Furthermore, Silver Lake acquired Australian live entertainment behemoth TEG from another investment company, Affinity Equity Partners, in 2019, in a reputed A$1.3bn deal, and also owns shares in Oak View Group and invested in sports merchandise company Fanatics.

“Arguably, only other PE-backed entities have the means to undertake such large-scale acquisitions, and so the concentration of ownership within the sector will inevitably continue”

Global investment firm Blackstone got in on the act in 2018, snapping up the UK’s NEC Group in a deal reportedly worth more than £800 million and looks poised to acquire song management company Hipgnosis Songs Fund.

In 2018, Netherlands-based multinational investment firm Waterland Private Equity acquired six leading Scandinavian promoters and agencies – ICO Concerts and ICO Management and Touring (Denmark), Friction and Atomic Soul Booking (Norway) and Blixten & Co and Maloney Concerts (Sweden), bringing them together as All Things Live.

Elsewhere, Artémis, an investment firm led by billionaire French businessman Francois-Henri Pinault, acquired TPG’s majority stake in Creative Artists Agency (CAA) last year. PE company TPG had upped its 35% stake in CAA to 53% for a reported $225 million in 2014. The previous year, “purpose-driven global investment organisation” EQT entered the global touring business to become the largest outside shareholder in United Talent Agency (UTA).

US businessman Ron Burkle’s private equity firm Yucaipa Companies invested in booking agency Day After Day Productions in 2022, adding to existing live music interests such as  booking agencies Artist Group International, X-ray Touring, APA and K2Primavera Sound and Primavera Pro, and promoter Danny Wimmer Presents. APA and AGI merged to form Independent Artist Group (IAG) last year.

Plus, Chicago-based PE company GTCR made a “strategic investment” in American ticket exchange Vivid Seats back in 2017, and South by Southwest’s newly announced SXSW London spin-off will be produced under licence from SXSW LLC by Panarise, a live entertainment company established and owned by private investment vehicle Panarae. According to documents obtained by CMU, Panarae is associated with Ali Munir, an investor and director of SXSW’s majority owner, Penske Media Corporation.

In conclusion, Chambers, who serves as a ticketing advisor, consultant, and non-executive for various live entertainment operators, pondered whether the marriage between private equity and live entertainment had become too big to fail.

“In short, the PE strategy is to increase the volume of events by extending the territorial reach, improving the physical environment where events occur, and by then extracting more from audiences via value-add bundles, packages, and surge-pricing,” he said. “The consolidation of the live entertainment sector by a diminishing number of ever larger congloms has therefore been both a cause and effect of the influx of new capital.

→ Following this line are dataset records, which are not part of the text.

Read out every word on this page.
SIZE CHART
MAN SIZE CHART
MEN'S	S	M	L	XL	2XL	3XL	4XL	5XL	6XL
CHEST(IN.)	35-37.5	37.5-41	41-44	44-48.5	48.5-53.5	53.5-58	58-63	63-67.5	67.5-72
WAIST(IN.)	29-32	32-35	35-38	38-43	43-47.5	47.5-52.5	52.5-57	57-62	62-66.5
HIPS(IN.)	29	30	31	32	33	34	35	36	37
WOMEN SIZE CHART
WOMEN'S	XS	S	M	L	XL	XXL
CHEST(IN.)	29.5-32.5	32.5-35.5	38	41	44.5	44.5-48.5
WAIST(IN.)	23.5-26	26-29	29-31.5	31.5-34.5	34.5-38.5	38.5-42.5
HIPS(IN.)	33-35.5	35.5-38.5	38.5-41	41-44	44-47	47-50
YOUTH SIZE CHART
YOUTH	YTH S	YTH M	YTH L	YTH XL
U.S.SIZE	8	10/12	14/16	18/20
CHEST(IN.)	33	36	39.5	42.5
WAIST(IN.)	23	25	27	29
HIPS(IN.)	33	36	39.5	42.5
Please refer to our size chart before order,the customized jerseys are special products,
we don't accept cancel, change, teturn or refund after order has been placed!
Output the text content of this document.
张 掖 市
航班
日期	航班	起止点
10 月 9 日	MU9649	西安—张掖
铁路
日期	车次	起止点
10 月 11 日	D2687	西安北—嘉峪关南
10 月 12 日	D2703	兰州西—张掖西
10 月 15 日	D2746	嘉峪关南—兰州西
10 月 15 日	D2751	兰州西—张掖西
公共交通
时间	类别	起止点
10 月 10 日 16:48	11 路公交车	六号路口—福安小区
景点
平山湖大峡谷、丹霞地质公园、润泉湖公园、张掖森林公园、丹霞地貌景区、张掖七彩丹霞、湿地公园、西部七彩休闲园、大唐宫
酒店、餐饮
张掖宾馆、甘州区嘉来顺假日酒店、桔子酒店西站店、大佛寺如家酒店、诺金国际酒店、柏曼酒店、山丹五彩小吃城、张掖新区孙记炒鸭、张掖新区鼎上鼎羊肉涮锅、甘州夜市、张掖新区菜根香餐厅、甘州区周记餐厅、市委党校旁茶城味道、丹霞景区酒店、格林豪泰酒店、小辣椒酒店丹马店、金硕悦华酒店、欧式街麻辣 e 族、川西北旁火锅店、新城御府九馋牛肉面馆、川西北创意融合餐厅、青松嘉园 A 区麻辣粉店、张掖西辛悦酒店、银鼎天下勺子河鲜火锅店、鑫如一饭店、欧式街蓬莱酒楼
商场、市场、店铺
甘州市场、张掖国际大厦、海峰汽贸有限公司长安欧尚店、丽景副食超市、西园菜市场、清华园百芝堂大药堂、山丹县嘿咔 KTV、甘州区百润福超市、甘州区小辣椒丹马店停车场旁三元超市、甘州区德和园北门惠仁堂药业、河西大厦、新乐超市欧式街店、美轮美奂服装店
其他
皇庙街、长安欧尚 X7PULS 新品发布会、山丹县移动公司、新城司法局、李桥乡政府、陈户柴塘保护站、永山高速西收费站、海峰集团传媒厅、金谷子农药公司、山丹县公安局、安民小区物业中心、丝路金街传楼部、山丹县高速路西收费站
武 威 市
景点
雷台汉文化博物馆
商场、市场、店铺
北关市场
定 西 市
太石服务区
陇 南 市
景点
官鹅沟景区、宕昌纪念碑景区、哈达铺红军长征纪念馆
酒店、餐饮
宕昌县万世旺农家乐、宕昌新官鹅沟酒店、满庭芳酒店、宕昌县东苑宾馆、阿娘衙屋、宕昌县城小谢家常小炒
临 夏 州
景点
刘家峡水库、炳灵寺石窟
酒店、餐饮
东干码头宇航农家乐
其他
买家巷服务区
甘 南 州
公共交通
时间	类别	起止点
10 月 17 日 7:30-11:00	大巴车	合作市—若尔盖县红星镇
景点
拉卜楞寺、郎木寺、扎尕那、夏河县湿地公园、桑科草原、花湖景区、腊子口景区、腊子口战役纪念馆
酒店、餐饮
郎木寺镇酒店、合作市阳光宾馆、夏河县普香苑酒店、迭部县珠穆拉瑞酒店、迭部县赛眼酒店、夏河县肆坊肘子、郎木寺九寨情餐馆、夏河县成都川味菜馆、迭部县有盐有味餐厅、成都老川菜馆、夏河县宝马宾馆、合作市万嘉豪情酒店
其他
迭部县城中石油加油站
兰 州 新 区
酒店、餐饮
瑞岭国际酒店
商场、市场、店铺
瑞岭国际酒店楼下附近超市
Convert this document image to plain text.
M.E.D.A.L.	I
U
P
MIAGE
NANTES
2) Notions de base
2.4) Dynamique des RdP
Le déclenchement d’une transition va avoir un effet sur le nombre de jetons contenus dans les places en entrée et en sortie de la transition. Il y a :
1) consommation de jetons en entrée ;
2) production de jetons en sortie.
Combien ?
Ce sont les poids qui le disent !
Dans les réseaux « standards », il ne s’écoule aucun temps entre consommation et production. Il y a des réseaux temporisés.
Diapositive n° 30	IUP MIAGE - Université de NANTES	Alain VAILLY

“After the economic impact of layers of (vertical) consolidation and (horizontal) aggregation, the squeezing of costs, and the surge-pricing of audiences, to whom can PE-owned live music congloms sell as part of their exit strategies? Arguably, only other PE-backed entities have the means to undertake such large-scale acquisitions, and so the concentration of ownership within the sector will inevitably continue.”